Elle rappelle que « le débiteur, poursuivi par un créancier subrogé dans les droits de son créancier originaire, peut opposer au créancier subrogé les mêmes exceptions et moyens de défense que ceux dont il aurait pu disposer initialement contre son créancier originaire ».
Elle en infère que « le point de départ de la prescription de l'action du subrogé est identique à celui de l'action du subrogeant », citant ici sa propre jurisprudence (1re Civ., 4 février 2003, pourvoi n° 99-15.717 [2], 2e Civ., 26 novembre 2020, pourvoi n° 19-22.179 [3] ; Com., 5 mai 2021, pourvoi n° 19-14.486 [4]).

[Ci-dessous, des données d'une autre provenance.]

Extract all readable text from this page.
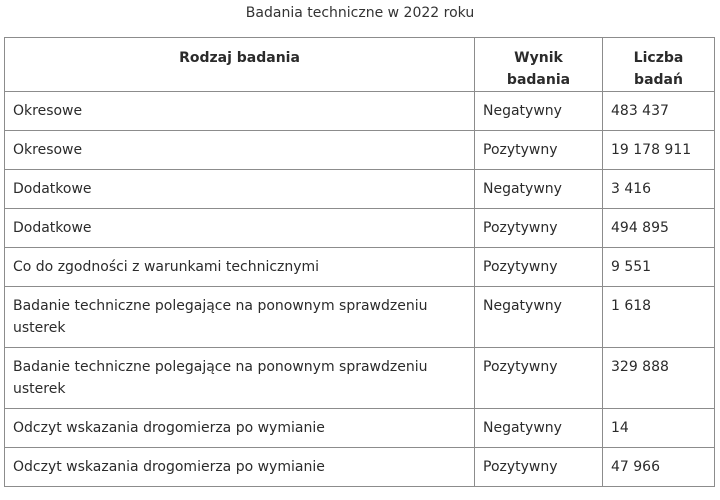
Badania techniczne w 2022 roku
Rodzaj badania	Wynik badania	Liczba badań
Okresowe	Negatywny	483 437
Okresowe	Pozytywny	19 178 911
Dodatkowe	Negatywny	3 416
Dodatkowe	Pozytywny	494 895
Co do zgodności z warunkami technicznymi	Pozytywny	9 551
Badanie techniczne polegające na ponownym sprawdzeniu usterek	Negatywny	1 618
Badanie techniczne polegające na ponownym sprawdzeniu usterek	Pozytywny	329 888
Odczyt wskazania drogomierza po wymianie	Negatywny	14
Odczyt wskazania drogomierza po wymianie	Pozytywny	47 966
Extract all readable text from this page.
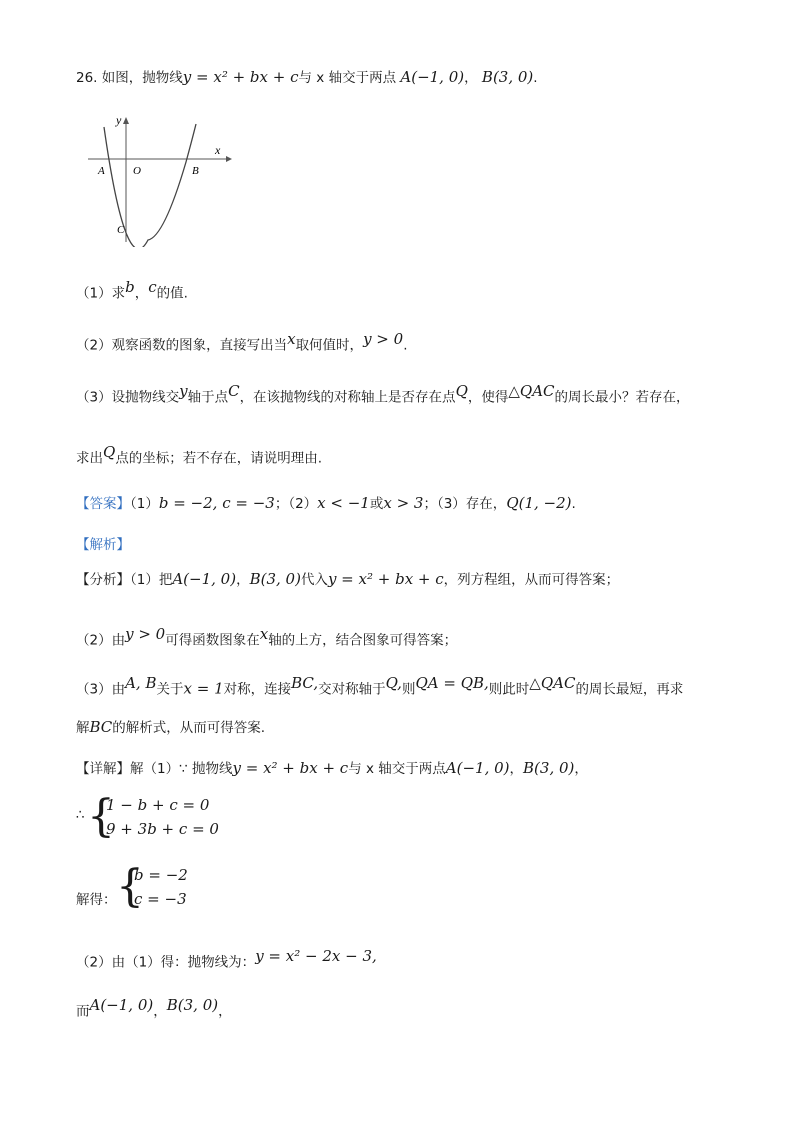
26. 如图，抛物线y = x² + bx + c与 x 轴交于两点 A(−1, 0)， B(3, 0).
y
x
A	O	B
C
（1）求$^b$，$^c$的值.
（2）观察函数的图象，直接写出当$^x$取何值时，$^{y > 0}$.
（3）设抛物线交$^y$轴于点$^C$，在该抛物线的对称轴上是否存在点$^Q$，使得$^{\triangle QAC}$的周长最小？若存在，
求出$^Q$点的坐标；若不存在，请说明理由.
【答案】（1）b = −2, c = −3；（2）x < −1或x > 3；（3）存在，Q(1, −2).
【解析】
【分析】（1）把A(−1, 0)，B(3, 0)代入y = x² + bx + c，列方程组，从而可得答案；
（2）由$^{y > 0}$可得函数图象在$^x$轴的上方，结合图象可得答案；
（3）由$^{A, B}$关于x = 1对称，连接$^{BC,}$交对称轴于$^{Q,}$则$^{QA = QB,}$则此时$^{\triangle QAC}$的周长最短，再求
解BC的解析式，从而可得答案.
【详解】解（1）∵ 抛物线y = x² + bx + c与 x 轴交于两点A(−1, 0)，B(3, 0)，
∴ {
1 − b + c = 0
9 + 3b + c = 0
解得： {
b = −2
c = −3
（2）由（1）得：抛物线为：$^{y = x^2 - 2x - 3,}$
而$^{A(-1, 0)}$，$^{B(3, 0)}$，
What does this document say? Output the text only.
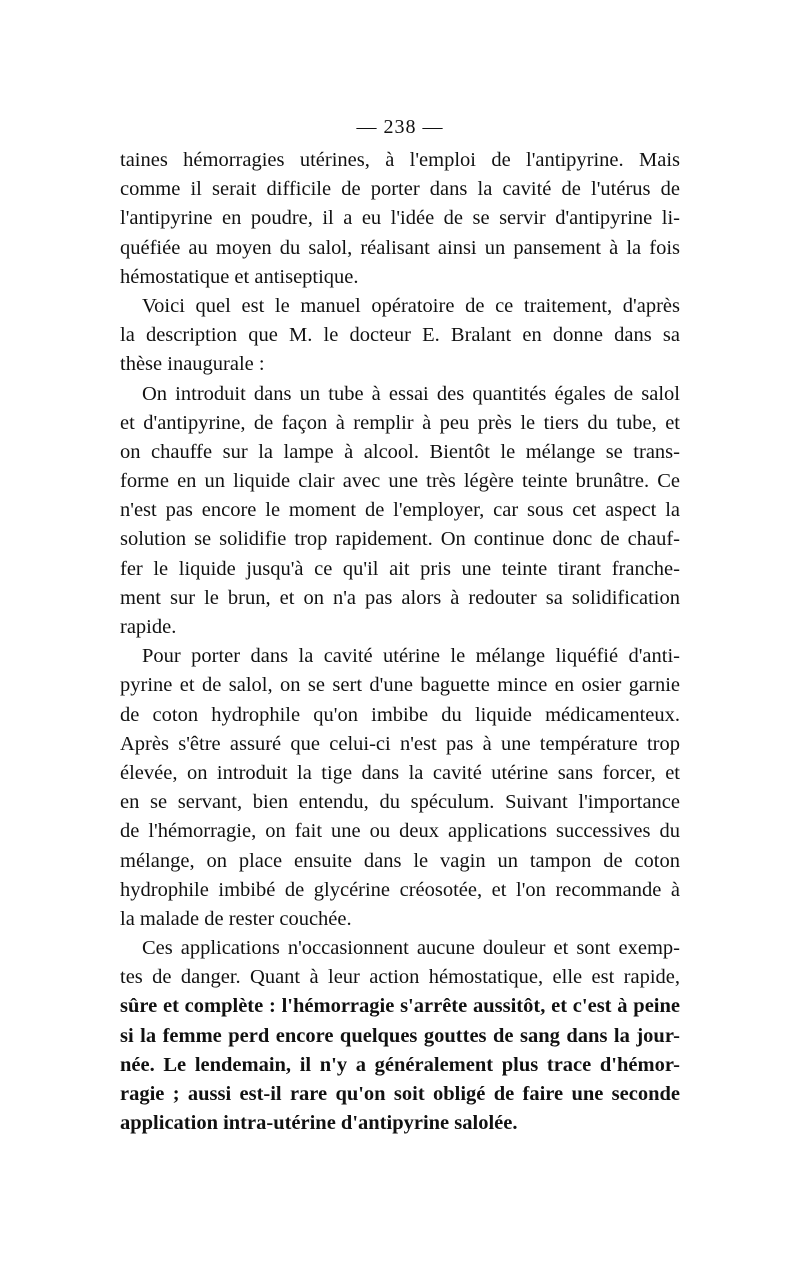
— 238 —
taines hémorragies utérines, à l'emploi de l'antipyrine. Mais
comme il serait difficile de porter dans la cavité de l'utérus de
l'antipyrine en poudre, il a eu l'idée de se servir d'antipyrine li-
quéfiée au moyen du salol, réalisant ainsi un pansement à la fois
hémostatique et antiseptique.
Voici quel est le manuel opératoire de ce traitement, d'après
la description que M. le docteur E. Bralant en donne dans sa
thèse inaugurale :
On introduit dans un tube à essai des quantités égales de salol
et d'antipyrine, de façon à remplir à peu près le tiers du tube, et
on chauffe sur la lampe à alcool. Bientôt le mélange se trans-
forme en un liquide clair avec une très légère teinte brunâtre. Ce
n'est pas encore le moment de l'employer, car sous cet aspect la
solution se solidifie trop rapidement. On continue donc de chauf-
fer le liquide jusqu'à ce qu'il ait pris une teinte tirant franche-
ment sur le brun, et on n'a pas alors à redouter sa solidification
rapide.
Pour porter dans la cavité utérine le mélange liquéfié d'anti-
pyrine et de salol, on se sert d'une baguette mince en osier garnie
de coton hydrophile qu'on imbibe du liquide médicamenteux.
Après s'être assuré que celui-ci n'est pas à une température trop
élevée, on introduit la tige dans la cavité utérine sans forcer, et
en se servant, bien entendu, du spéculum. Suivant l'importance
de l'hémorragie, on fait une ou deux applications successives du
mélange, on place ensuite dans le vagin un tampon de coton
hydrophile imbibé de glycérine créosotée, et l'on recommande à
la malade de rester couchée.
Ces applications n'occasionnent aucune douleur et sont exemp-
tes de danger. Quant à leur action hémostatique, elle est rapide,
sûre et complète : l'hémorragie s'arrête aussitôt, et c'est à peine
si la femme perd encore quelques gouttes de sang dans la jour-
née. Le lendemain, il n'y a généralement plus trace d'hémor-
ragie ; aussi est-il rare qu'on soit obligé de faire une seconde
application intra-utérine d'antipyrine salolée.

Elle en conclut que « l'action de la personne subrogée dans les droits de la victime d'un dommage contre le responsable est soumise à la prescription applicable à l'action de la victime ».

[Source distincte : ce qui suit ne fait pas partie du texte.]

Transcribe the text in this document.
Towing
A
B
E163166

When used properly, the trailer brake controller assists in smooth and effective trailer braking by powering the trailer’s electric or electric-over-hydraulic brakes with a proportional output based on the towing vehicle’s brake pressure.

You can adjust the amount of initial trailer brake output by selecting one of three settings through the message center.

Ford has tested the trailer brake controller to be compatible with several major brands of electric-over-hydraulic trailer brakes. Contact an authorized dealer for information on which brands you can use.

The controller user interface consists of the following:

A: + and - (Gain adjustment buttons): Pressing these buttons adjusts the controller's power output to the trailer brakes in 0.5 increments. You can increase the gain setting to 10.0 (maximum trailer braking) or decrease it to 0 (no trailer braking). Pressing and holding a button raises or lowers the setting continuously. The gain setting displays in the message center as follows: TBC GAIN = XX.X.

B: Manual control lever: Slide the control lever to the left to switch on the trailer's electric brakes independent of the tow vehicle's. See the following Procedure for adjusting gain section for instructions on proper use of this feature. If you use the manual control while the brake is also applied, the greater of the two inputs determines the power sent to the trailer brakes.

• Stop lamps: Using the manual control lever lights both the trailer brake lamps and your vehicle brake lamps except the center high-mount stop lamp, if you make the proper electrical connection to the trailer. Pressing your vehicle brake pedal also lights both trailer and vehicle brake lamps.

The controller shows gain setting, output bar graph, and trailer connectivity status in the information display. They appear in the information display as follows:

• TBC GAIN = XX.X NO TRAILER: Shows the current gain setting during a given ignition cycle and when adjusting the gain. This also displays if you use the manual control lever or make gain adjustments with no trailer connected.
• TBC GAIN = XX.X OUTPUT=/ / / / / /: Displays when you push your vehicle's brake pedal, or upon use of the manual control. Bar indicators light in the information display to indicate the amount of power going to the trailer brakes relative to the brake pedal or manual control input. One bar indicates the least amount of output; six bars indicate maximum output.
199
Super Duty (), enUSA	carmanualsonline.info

Le raisonnement paraît implacable : puisque la subrogation place le subrogé dans les bottes du subrogeant, puisqu’un mécanisme translatif ne peut aggraver la situation du débiteur, l’assureur subrogé se voit opposer la prescription de l’action de l’assuré.
Rigoureuse, la solution n’en présente pas moins un inconvénient : celui de rendre bien illusoire la subrogation dans une action prescrite. Se consolera-t-on en excipant du recours personnel ?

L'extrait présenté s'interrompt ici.